Building Applications with Apache Flink (Part 5): Complex Event Processing with Apache Flink

In this article I want to show you how to work with the Complex Event Processing (CEP) engine of Apache Flink.

The Apache Flink documentation describes FlinkCEP as:

FlinkCEP is the complex event processing library for Flink. It allows you to easily detect complex event patterns in a stream of endless data. Complex events can then be constructed from matching sequences. This gives you the opportunity to quickly get hold of what's really important in your data.

What we are going to build

Imagine we are designing an application to generate warnings based on certain weather events.

The application should generate weather warnings from a Stream of incoming measurements:

  • Extreme Cold (less than -46 °C for three days)
  • Severe Heat (above 30 °C for two days)
  • Excessive Heat (above 41°C for two days)
  • High Wind (wind speed between 39 mph and 110 mph)
  • Extreme Wind (wind speed above 110 mph)

Source Code

You can find the full source code for the example in my git repository at:

Warnings and Patterns

First of all we are designing the model for Warnings and their associated patterns.

All warnings in the application derive from the marker Interface IWarning.

// Copyright (c) Philipp Wagner.

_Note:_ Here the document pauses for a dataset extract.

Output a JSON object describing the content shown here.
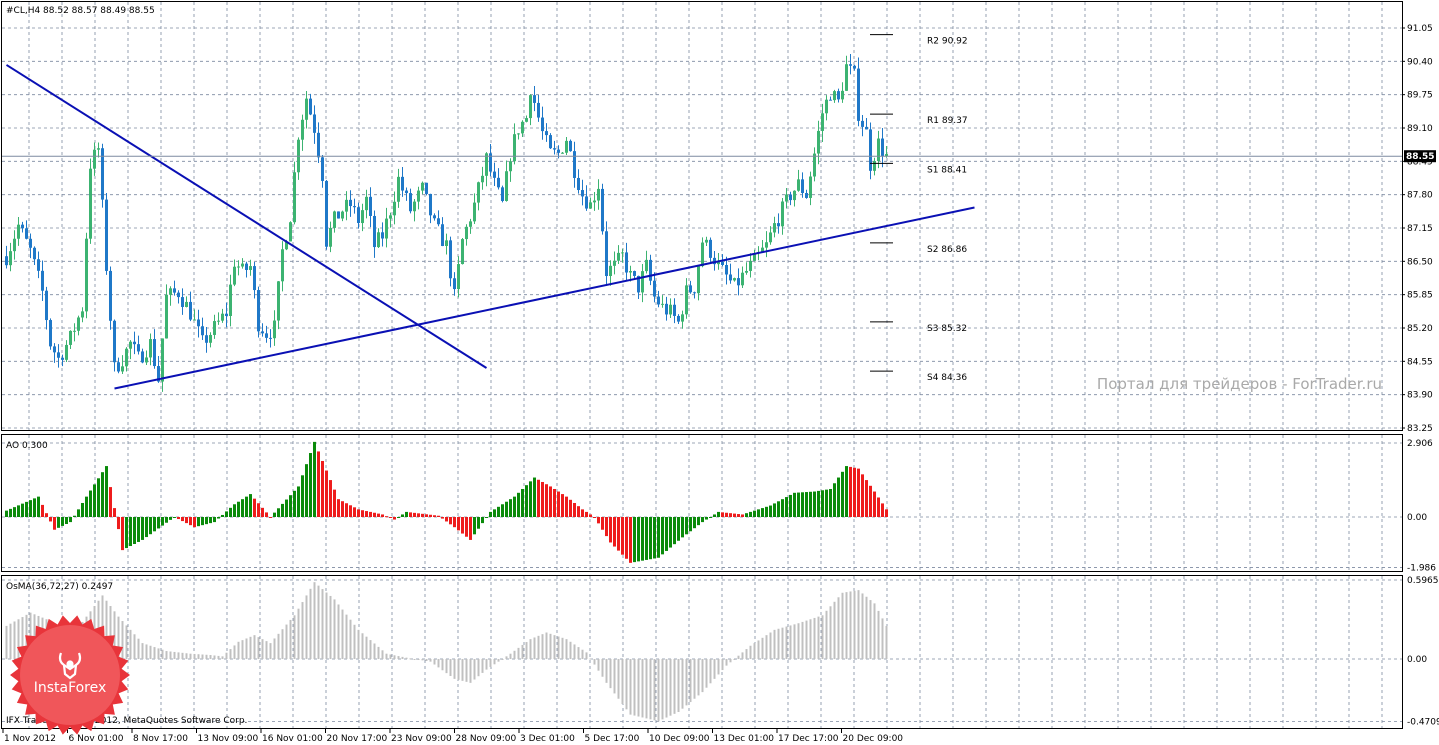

All rights reserved.
// Licensed under the MIT license. See LICENSE file in the project root for full license information.

package app.cep.model;

/**
 * Marker interface used for Warnings.
 */
public interface IWarning {

}

A warning is always generated by a certain pattern, so we create an interface IWarningPattern for it. The actual patterns for Apache Flink will be defined with the Pattern API.

Once a pattern has been matched, Apache Flink emits a Map<String, TEventType> to the environment, which contains the names and events of the match. So implementations of the IWarningPattern also define how to map between the Apache Flink result and a certain warning.

And finally to simplify reflection when building the Apache Flink stream processing pipeline, the IWarningPattern also returns the type of the warning.

// Copyright (c) Philipp Wagner. All rights reserved.
// Licensed under the MIT license. See LICENSE file in the project root for full license information.

package app.cep.model;

import org.apache.flink.cep.pattern.Pattern;

import java.io.Serializable;
import java.util.List;
import java.util.Map;

/**
 * A Warning Pattern describes the pattern of a Warning, which is triggered by an Event.
 *
 * @param <TEventType> Event Type
 * @param <TWarningType> Warning Type
 */
public interface IWarningPattern<TEventType, TWarningType extends IWarning> extends Serializable {

    /**
     * Implements the mapping between the pattern matching result and the warning.
     *
     * @param pattern Pattern, which has been matched by Apache Flink.
     * @return The warning created from the given match result.
     */
    TWarningType create(Map<String, List<TEventType>> pattern);

    /**
     * Implementes the Apache Flink CEP Event Pattern which triggers a warning.
     *
     * @return The Apache Flink CEP Pattern definition.
     */
    Pattern<TEventType, ?> getEventPattern();

    /**
     * Returns the Warning Class for simplifying reflection.
     *
     * @return Class Type of the Warning.
     */
    Class<TWarningType> getWarningTargetType();

}

Excessive Heat Warning

Now we can implement the weather warnings and their patterns. The patterns are highly simplified in this article.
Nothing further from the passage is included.